Peculiare è il caso del biglietto prepagato (prepaid), che comparve alla fine dell’Ottocento, apparentemente risolvendo il problema del costo della traversata per gli emigranti più poveri, ma provocando ben peggiori problemi all’arrivo. I grandi proprietari terrieri americani, attraverso agenzie di mediazione che operavano sulle due sponde dell’Atlantico, inviavano ai braccianti i biglietti per la traversata in terza classe, di fatto un anticipo (prestito) che doveva essere restituito con il lavoro negli anni successivi. Chi accettava l’offerta firmava un contratto d’impegno: partire e lavorare nelle piantagioni alle condizioni fissate dai proprietari terrieri americani. Per l’immigrato italiano nella maggior parte dei casi il debito tendeva ad aumentare dopo l’arrivo: intere famiglie di contadini divenivano vittime dello sfruttamento di padroni senza scrupoli, col divieto di abbandonare il fazzoletto di terreno loro affidato, una moderna forma di schiavitù. Accadde soprattutto nella emigrazione verso il Brasile, nelle piantagioni di caffè, e verso il sud degli Stati Uniti, nelle piantagioni di cotone e tabacco.

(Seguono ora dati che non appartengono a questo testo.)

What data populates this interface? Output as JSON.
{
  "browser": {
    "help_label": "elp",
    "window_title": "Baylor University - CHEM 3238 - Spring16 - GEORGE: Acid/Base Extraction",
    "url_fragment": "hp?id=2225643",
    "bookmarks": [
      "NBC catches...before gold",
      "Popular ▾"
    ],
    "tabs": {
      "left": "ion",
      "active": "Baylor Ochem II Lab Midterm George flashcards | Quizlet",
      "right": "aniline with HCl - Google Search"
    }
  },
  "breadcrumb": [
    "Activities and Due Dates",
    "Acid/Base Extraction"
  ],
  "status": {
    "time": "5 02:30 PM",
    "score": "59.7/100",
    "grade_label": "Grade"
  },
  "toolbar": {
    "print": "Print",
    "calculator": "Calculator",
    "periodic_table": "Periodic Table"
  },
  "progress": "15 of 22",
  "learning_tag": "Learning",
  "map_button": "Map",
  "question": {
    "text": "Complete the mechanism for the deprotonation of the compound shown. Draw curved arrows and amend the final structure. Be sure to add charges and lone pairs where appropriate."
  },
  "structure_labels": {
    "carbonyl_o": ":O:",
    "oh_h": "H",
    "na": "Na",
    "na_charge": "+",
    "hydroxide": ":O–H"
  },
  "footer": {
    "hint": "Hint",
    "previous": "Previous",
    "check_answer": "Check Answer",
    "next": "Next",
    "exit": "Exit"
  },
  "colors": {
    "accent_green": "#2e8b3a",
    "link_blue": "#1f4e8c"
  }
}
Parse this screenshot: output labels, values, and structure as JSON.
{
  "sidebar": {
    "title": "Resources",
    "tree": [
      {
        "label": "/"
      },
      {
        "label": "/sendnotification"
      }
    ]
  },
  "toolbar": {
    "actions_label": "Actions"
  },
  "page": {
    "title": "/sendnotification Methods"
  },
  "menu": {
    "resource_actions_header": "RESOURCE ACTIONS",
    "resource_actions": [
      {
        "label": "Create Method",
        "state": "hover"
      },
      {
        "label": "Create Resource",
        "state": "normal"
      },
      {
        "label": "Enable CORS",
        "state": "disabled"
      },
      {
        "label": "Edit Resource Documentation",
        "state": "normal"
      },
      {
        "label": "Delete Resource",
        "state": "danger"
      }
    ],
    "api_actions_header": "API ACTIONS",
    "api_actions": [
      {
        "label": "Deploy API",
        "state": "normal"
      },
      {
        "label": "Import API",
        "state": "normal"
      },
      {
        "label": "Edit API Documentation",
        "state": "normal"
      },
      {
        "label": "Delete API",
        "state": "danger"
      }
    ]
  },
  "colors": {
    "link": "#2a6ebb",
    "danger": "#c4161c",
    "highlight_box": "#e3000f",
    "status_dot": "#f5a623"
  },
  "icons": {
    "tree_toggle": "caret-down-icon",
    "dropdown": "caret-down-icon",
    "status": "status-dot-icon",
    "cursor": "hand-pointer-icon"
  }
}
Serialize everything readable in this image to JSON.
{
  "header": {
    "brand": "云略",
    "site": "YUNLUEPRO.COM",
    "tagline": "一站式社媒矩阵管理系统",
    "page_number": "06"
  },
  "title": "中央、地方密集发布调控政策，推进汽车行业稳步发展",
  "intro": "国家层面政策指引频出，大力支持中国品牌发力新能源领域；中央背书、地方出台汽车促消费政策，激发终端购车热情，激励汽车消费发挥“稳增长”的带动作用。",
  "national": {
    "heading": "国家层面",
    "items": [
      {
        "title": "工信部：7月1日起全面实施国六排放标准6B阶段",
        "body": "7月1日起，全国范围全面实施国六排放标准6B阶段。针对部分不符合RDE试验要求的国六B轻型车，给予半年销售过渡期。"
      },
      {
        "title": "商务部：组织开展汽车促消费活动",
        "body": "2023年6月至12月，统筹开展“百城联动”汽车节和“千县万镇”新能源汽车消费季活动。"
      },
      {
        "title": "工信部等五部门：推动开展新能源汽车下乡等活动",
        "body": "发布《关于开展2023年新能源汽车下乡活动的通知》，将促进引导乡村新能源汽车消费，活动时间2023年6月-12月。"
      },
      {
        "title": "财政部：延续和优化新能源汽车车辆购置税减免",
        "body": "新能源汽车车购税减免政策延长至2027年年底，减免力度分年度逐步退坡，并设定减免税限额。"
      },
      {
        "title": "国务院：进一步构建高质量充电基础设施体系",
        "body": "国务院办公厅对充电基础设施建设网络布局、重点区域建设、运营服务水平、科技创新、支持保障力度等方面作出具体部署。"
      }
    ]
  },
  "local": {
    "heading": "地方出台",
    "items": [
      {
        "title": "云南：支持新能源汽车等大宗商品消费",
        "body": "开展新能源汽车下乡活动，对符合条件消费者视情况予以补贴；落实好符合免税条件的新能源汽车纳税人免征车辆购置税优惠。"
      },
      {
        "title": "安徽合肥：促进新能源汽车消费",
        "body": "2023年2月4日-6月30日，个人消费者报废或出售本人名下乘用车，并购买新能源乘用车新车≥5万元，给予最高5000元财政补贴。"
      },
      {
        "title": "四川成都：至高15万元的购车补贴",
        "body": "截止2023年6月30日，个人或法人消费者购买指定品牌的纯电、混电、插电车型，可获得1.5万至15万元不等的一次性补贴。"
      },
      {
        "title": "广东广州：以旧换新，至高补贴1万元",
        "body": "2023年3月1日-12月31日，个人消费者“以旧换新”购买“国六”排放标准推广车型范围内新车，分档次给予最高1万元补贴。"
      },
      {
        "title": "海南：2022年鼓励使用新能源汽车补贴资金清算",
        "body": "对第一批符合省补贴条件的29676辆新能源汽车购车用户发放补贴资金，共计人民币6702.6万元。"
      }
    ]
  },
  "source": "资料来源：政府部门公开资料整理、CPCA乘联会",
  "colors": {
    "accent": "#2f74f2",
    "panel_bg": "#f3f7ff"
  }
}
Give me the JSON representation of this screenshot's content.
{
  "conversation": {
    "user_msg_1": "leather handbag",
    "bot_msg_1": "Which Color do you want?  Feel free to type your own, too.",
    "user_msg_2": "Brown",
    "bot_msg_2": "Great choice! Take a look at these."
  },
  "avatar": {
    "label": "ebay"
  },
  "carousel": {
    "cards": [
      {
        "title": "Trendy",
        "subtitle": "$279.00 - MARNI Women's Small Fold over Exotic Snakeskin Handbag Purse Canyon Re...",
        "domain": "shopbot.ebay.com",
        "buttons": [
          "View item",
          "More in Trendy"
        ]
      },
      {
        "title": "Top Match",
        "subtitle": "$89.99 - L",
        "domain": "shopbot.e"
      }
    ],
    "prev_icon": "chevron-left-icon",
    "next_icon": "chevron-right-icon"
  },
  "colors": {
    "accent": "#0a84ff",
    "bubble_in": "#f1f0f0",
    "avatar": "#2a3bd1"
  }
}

E non abbiamo ancora parlato dell’emigrazione italiana clandestina, clandestini alcuni di noi italiani nei confronti delle autorità pubbliche italiane, poi talora anche clandestini all’estero. Il “reclutamento” avveniva attraverso agenti irregolari operanti per conto di compagnie marittime che imbarcavano fuori dai confini nazionali, tentando di sfuggire ai controlli delle autorità italiane (previsti poi ufficialmente da una legge del 1901). Le compagnie (capitali americani, svizzeri, inglesi, francesi e tedeschi) imbarcavano emigranti da vari porti come Marsiglia, Le Havre, Anversa, Amburgo: promettevano viaggi più brevi e prezzi più bassi, addirittura qualche volta di poter saltare i controlli sanitari allo sbarco. Gli emigranti italiani dovevano raggiungere località oltre il confine, come Chiasso o Modane (senza rivelare il vero motivo del viaggio) e da qui, in treno, raggiungere i porti d’imbarco.
Una buona parte dei nostri emigranti di allora non era solita aver viaggiato prima di partire, alcuni non avevano mai visto il mare, alcuni di loro mai navigandovi sopra. I racconti delle traversate, lettere, diari e narrazioni varie, sono spesso drammatici, quello di un sacerdote potete ascoltarlo al MEMA, scuoterebbe chiunque, soprattutto per i picchi di differenza fra ricchi e benestanti che stavano sopra e chi molto più sotto, fra sporcizia e malattie, senza vedere il mare e con scarso cibo. Per cortesia, quando vedete un barcone (dove non esistono coperture e rimangono solo quarte classi), pensate un attimo a questi concittadini in mano agli scafisti dell’epoca: quel che conta sono i canali regolari di uscita e di ingresso, una migrazione più sicura e comprensibile per tutti, come prevedono finalmente i Global Compact.